Passados 24 anos desde que se iniciou na modalidade, o atleta diz que a paixão continua a mesma: "O remo é um desporto humilde, que não tem muita visibilidade, mas é bastante duro. Só poucas pessoas conseguem perceber a beleza e a paixão que ele desperta. Todos os que praticam, gostam e ficam longos anos. A maior parte dos meus colegas já faz remo há bastantes anos, estou eu aqui, mas podia estar qualquer um".
O único lamento deste atleta é a falta de apoios. "No meu tempo de estudante, não havia nenhuma benesse em sermos atletas de alta competição. E o apoio a nível escolar e da parte do governo fazem falta, em especial no ciclo olímpico", atira Sandro Silva, para finalizar: "Se houvesse um maior apoio teríamos mais atletas e uma continuidade. Até aos escalões de juniores conseguimos ter provas com medalhas e títulos, mas infelizmente chegamos a seniores e temos muito poucas pessoas a praticar".
Primeiro estranha-se, depois entranha-se
Em fase de enamoramento com a modalidade está a jovem Mafalda Ferreira, de 16 anos. "Estive nas férias desportivas no remo e gostei imenso e quis experimentar e já cá estou há dois anos", conta a remadora juvenil, que já participou em nacionais, embora ressalve que ainda está "a aprender".
"O remo no início foi uma experiência estranha, pois era algo novo. Pensava que era só movimento de braços ou de pernas, mas deparei-me com uma realidade completamente diferente. É diferente do desporto que praticava antes, que era ginástica acrobática. Mas é incrível estarmos todos unidos e em sintonia para o ritmo da remada ser coordenado", confessa Mafalda Ferreira, reconhecendo que a atividade desportiva anterior a ajudou na "preparação física".
"Quando cheguei aqui não foi como se tivesse começado do zero, já tinha força e ajudou-me também no equilíbrio no barco", salienta a jovem, anotando que a única similaridade que encontra entre os dois desportos é o facto de ter uma equipa que depende dela. "Se faltar aos treinos vou prejudicar as minhas colegas, mesmo que a outra continue a treinar, o barco não vai andar a um ritmo normal", justifica Mafalda Ferreira.

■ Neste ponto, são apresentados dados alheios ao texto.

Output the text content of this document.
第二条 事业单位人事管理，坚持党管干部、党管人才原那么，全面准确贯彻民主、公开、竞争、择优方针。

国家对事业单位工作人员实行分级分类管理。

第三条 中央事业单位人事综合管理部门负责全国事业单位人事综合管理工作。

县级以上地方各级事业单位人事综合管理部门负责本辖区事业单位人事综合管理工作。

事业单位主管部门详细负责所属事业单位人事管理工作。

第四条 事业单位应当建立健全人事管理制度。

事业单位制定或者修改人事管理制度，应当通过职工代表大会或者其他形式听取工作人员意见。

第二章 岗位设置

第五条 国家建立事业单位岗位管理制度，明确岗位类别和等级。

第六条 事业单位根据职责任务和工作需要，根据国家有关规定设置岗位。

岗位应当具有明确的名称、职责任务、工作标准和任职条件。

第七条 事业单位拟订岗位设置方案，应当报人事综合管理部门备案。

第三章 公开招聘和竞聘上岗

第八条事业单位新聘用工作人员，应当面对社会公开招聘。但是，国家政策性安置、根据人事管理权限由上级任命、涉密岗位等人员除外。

Rio que tira e dá liberdade
Embora more paredes meias com o rio Douro, o remo só surgir na vida de Hugo Moreira há cinco anos, quando uma colega lhe contou que o Infante ia ter remo adaptado. Tetraplégico desde agosto de 1999, após um mergulho mal calculado, em dia de maré baza nessas águas que tão bem conhecia, e que lhe provocou fraturas das vértebras C5 e C6, viu no desporto a possibilidade de se soltar das amarras que o prendem a uma cadeira de rodas desde os 20 anos.

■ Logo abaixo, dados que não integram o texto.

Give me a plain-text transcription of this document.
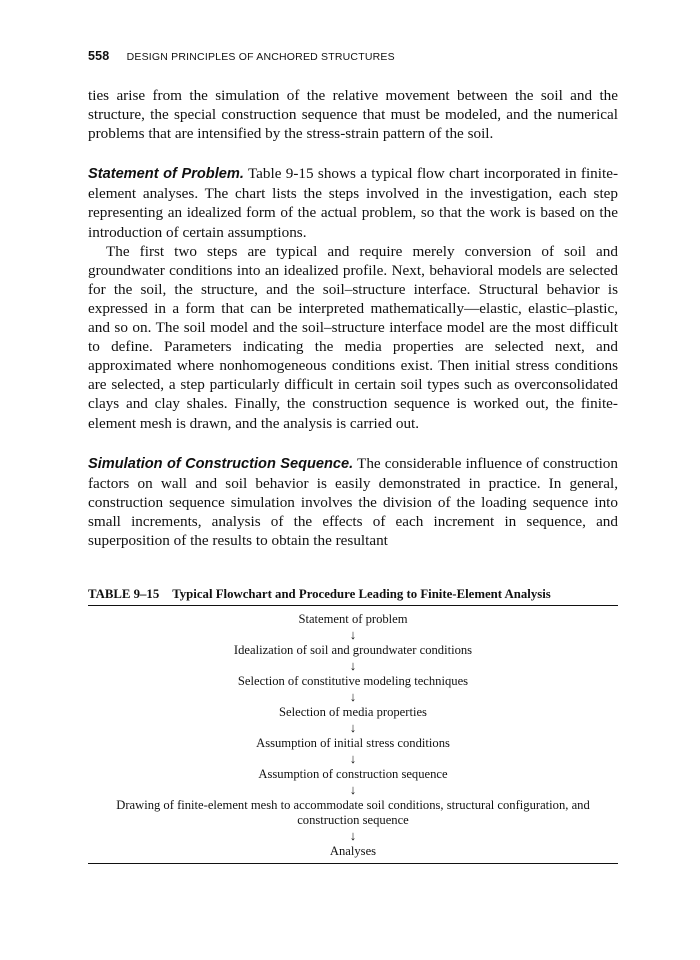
558 DESIGN PRINCIPLES OF ANCHORED STRUCTURES

ties arise from the simulation of the relative movement between the soil and the structure, the special construction sequence that must be modeled, and the numerical problems that are intensified by the stress-strain pattern of the soil.

Statement of Problem. Table 9-15 shows a typical flow chart incorporated in finite-element analyses. The chart lists the steps involved in the investigation, each step representing an idealized form of the actual problem, so that the work is based on the introduction of certain assumptions.

The first two steps are typical and require merely conversion of soil and groundwater conditions into an idealized profile. Next, behavioral models are selected for the soil, the structure, and the soil–structure interface. Structural behavior is expressed in a form that can be interpreted mathematically—elastic, elastic–plastic, and so on. The soil model and the soil–structure interface model are the most difficult to define. Parameters indicating the media properties are selected next, and approximated where nonhomogeneous conditions exist. Then initial stress conditions are selected, a step particularly difficult in certain soil types such as overconsolidated clays and clay shales. Finally, the construction sequence is worked out, the finite-element mesh is drawn, and the analysis is carried out.

Simulation of Construction Sequence. The considerable influence of construction factors on wall and soil behavior is easily demonstrated in practice. In general, construction sequence simulation involves the division of the loading sequence into small increments, analysis of the effects of each increment in sequence, and superposition of the results to obtain the resultant

TABLE 9–15 Typical Flowchart and Procedure Leading to Finite-Element Analysis
Statement of problem
↓
Idealization of soil and groundwater conditions
↓
Selection of constitutive modeling techniques
↓
Selection of media properties
↓
Assumption of initial stress conditions
↓
Assumption of construction sequence
↓
Drawing of finite-element mesh to accommodate soil conditions, structural configuration, and construction sequence
↓
Analyses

No centro de reabilitação em que esteve após o acidente aprendeu a jogar andebol e râguebi em cadeira de rodas, mas foi no rio, mesmo a poucos metros do local onde perdeu a mobilidade que voltou a sentir-se livre.
"No rio não temos degraus, nem rampas com bastante inclinação. Aqui somos iguais aos outros", atira Hugo Moreira, apontando várias melhorias desde entrou pela primeira vez no barco: "A nível físico ajuda-me muito, pois se estiver parado, o que recuperei de mobilidade perto em muito pouco tempo. Assim é uma forma de estar sempre ativo, não perder o que já ganhei e ganhar um pouco mais, o que me ajuda nas minhas atividades diárias. O remo funciona como uma terapia suplementar".
"Para além da liberdade, o remo dá a sensação de que estar a melhorar a capacidade física e que se consegue fazer mais coisas, não só no barco, mas também na vida diária, como ganhar equilíbrio e forças", complementa Hugo Moreira.